I honestly don't think SpaceX even exists however without the NASA effect. Want proof? How well are non-American private orbital launch companies doing? Exactly, they are doing terrible, and are few in number. US government funded science set the stage for SpaceX to be successful. Saying "well look at SpaceX we don't need government funding" has it complete backwards.

I mean space launches are extremely expensive and thus probably not in the perview of any company without a billion dollars in capitalization. Angola’s GDP doesn’t actually support that kind of activity.

Going to the broader point, how much waste, fraud, and vanity projects are the taxpayers to fund in an agency to get one semi-interesting project spun off to the private sector? We had a shuttle program for 30 years. We did fuck-all with it. We studied zero gravity’s effects on some plants and animals, we took cool pictures of space. But when it’s all said and done, what the public got was a shuttle program that didn’t even improve the space suits, let alone the shuttle or the launch rockets. We bolted a shuttle that, other than heat shielding was basically a commercial airplane to an ICBM without a warhead. For 30 years. It took Musk maybe ten to create a system in which all parts were recycled for the next launch and capable of landing vertically.

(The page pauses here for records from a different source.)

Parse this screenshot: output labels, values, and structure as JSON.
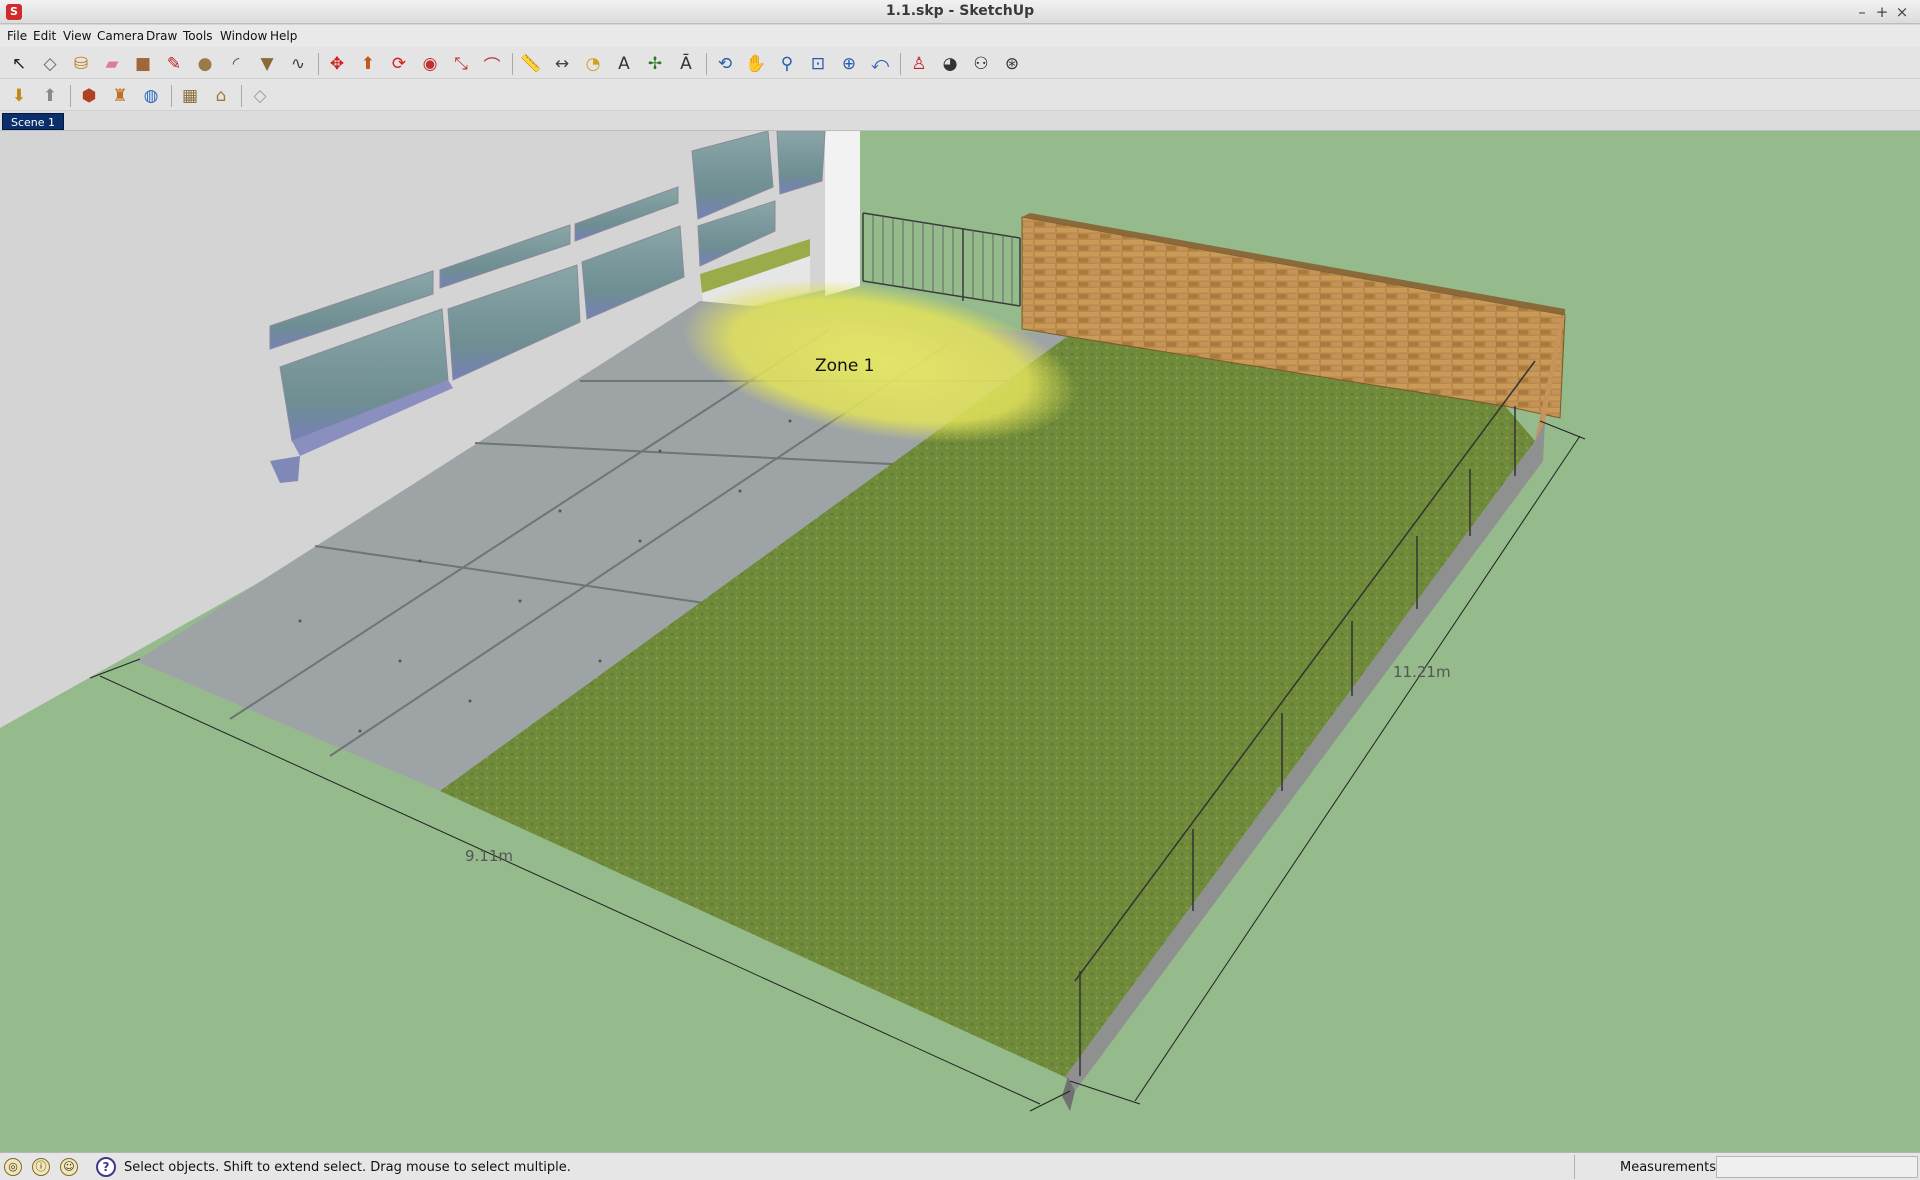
{
  "window": {
    "title": "1.1.skp - SketchUp",
    "app_icon": "sketchup-logo-icon",
    "minimize": "–",
    "maximize": "+",
    "close": "×"
  },
  "menu": {
    "items": [
      {
        "label": "File",
        "name": "menu-file"
      },
      {
        "label": "Edit",
        "name": "menu-edit"
      },
      {
        "label": "View",
        "name": "menu-view"
      },
      {
        "label": "Camera",
        "name": "menu-camera"
      },
      {
        "label": "Draw",
        "name": "menu-draw"
      },
      {
        "label": "Tools",
        "name": "menu-tools"
      },
      {
        "label": "Window",
        "name": "menu-window"
      },
      {
        "label": "Help",
        "name": "menu-help"
      }
    ]
  },
  "toolbar_main": [
    {
      "icon": "select-arrow-icon",
      "glyph": "↖",
      "color": "#222222"
    },
    {
      "icon": "make-component-icon",
      "glyph": "◇",
      "color": "#666666"
    },
    {
      "icon": "paint-bucket-icon",
      "glyph": "⛁",
      "color": "#c0781a"
    },
    {
      "icon": "eraser-icon",
      "glyph": "▰",
      "color": "#e07b9a"
    },
    {
      "icon": "rectangle-icon",
      "glyph": "■",
      "color": "#a0683a"
    },
    {
      "icon": "line-pencil-icon",
      "glyph": "✎",
      "color": "#c02020"
    },
    {
      "icon": "circle-icon",
      "glyph": "●",
      "color": "#9a7a4a"
    },
    {
      "icon": "arc-icon",
      "glyph": "◜",
      "color": "#555555"
    },
    {
      "icon": "polygon-icon",
      "glyph": "▼",
      "color": "#8a6a3a"
    },
    {
      "icon": "freehand-icon",
      "glyph": "∿",
      "color": "#444444"
    },
    {
      "icon": "move-icon",
      "glyph": "✥",
      "color": "#d02020"
    },
    {
      "icon": "push-pull-icon",
      "glyph": "⬆",
      "color": "#c05a1a"
    },
    {
      "icon": "rotate-icon",
      "glyph": "⟳",
      "color": "#d02020"
    },
    {
      "icon": "follow-me-icon",
      "glyph": "◉",
      "color": "#c03030"
    },
    {
      "icon": "scale-icon",
      "glyph": "⤡",
      "color": "#c03030"
    },
    {
      "icon": "offset-icon",
      "glyph": "⌒",
      "color": "#c03030"
    },
    {
      "icon": "tape-measure-icon",
      "glyph": "📏",
      "color": "#c08a1a"
    },
    {
      "icon": "dimension-icon",
      "glyph": "↔",
      "color": "#444444"
    },
    {
      "icon": "protractor-icon",
      "glyph": "◔",
      "color": "#d0a020"
    },
    {
      "icon": "text-icon",
      "glyph": "A",
      "color": "#333333"
    },
    {
      "icon": "axes-icon",
      "glyph": "✢",
      "color": "#2a7a2a"
    },
    {
      "icon": "3d-text-icon",
      "glyph": "Ā",
      "color": "#333333"
    },
    {
      "icon": "orbit-icon",
      "glyph": "⟲",
      "color": "#2a5ab0"
    },
    {
      "icon": "pan-hand-icon",
      "glyph": "✋",
      "color": "#555555"
    },
    {
      "icon": "zoom-icon",
      "glyph": "⚲",
      "color": "#2a5ab0"
    },
    {
      "icon": "zoom-window-icon",
      "glyph": "⊡",
      "color": "#2a5ab0"
    },
    {
      "icon": "zoom-extents-icon",
      "glyph": "⊕",
      "color": "#2a5ab0"
    },
    {
      "icon": "previous-view-icon",
      "glyph": "⤺",
      "color": "#2a5ab0"
    },
    {
      "icon": "position-camera-icon",
      "glyph": "♙",
      "color": "#c02020"
    },
    {
      "icon": "look-around-icon",
      "glyph": "◕",
      "color": "#333333"
    },
    {
      "icon": "walk-icon",
      "glyph": "⚇",
      "color": "#222222"
    },
    {
      "icon": "section-plane-icon",
      "glyph": "⊛",
      "color": "#333333"
    }
  ],
  "toolbar_secondary": [
    {
      "icon": "get-models-icon",
      "glyph": "⬇",
      "color": "#c08a1a"
    },
    {
      "icon": "share-model-icon",
      "glyph": "⬆",
      "color": "#888888"
    },
    {
      "icon": "share-component-icon",
      "glyph": "⬢",
      "color": "#b04020"
    },
    {
      "icon": "extension-warehouse-icon",
      "glyph": "♜",
      "color": "#c07020"
    },
    {
      "icon": "google-earth-icon",
      "glyph": "◍",
      "color": "#2a6ac0"
    },
    {
      "icon": "photo-textures-icon",
      "glyph": "▦",
      "color": "#8a6a3a"
    },
    {
      "icon": "add-location-icon",
      "glyph": "⌂",
      "color": "#a07a3a"
    },
    {
      "icon": "toggle-terrain-icon",
      "glyph": "◇",
      "color": "#999999"
    }
  ],
  "scenes": {
    "tabs": [
      "Scene 1"
    ]
  },
  "viewport": {
    "sky_color": "#95ba8c",
    "ground_color": "#95ba8c",
    "zone_label": "Zone 1",
    "dimensions": {
      "width_label": "9.11m",
      "length_label": "11.21m"
    }
  },
  "status": {
    "hint": "Select objects. Shift to extend select. Drag mouse to select multiple.",
    "geo_icon": "geo-location-icon",
    "credits_icon": "credits-icon",
    "user_icon": "user-account-icon",
    "help_icon": "help-icon",
    "help_glyph": "?",
    "measurements_label": "Measurements",
    "measurements_value": ""
  }
}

He redesigned the 1960s era space suits to meet the needs of people who would spend more than a few hours in them, and had all of this safe enough that celebrities were willing to pay for a ride. If we’d stuck with NASA and the shuttles, we’d still be going down the produce aisle to find new plants to test in zero gravity. I’m sure rutabagas in zero gravity behave very much like every other root vegetable in zero gravity, so I don’t want to spend ten thousand dollars to launch them into space to find out.

The space station that I always called a boondoggle ended up funding SpaceX, and it's made me reconsider a lot of beliefs about wasteful spending... Maybe there really is a positive multiplier to a lot of this stuff, if you commit to setting enough money on fire for long enough.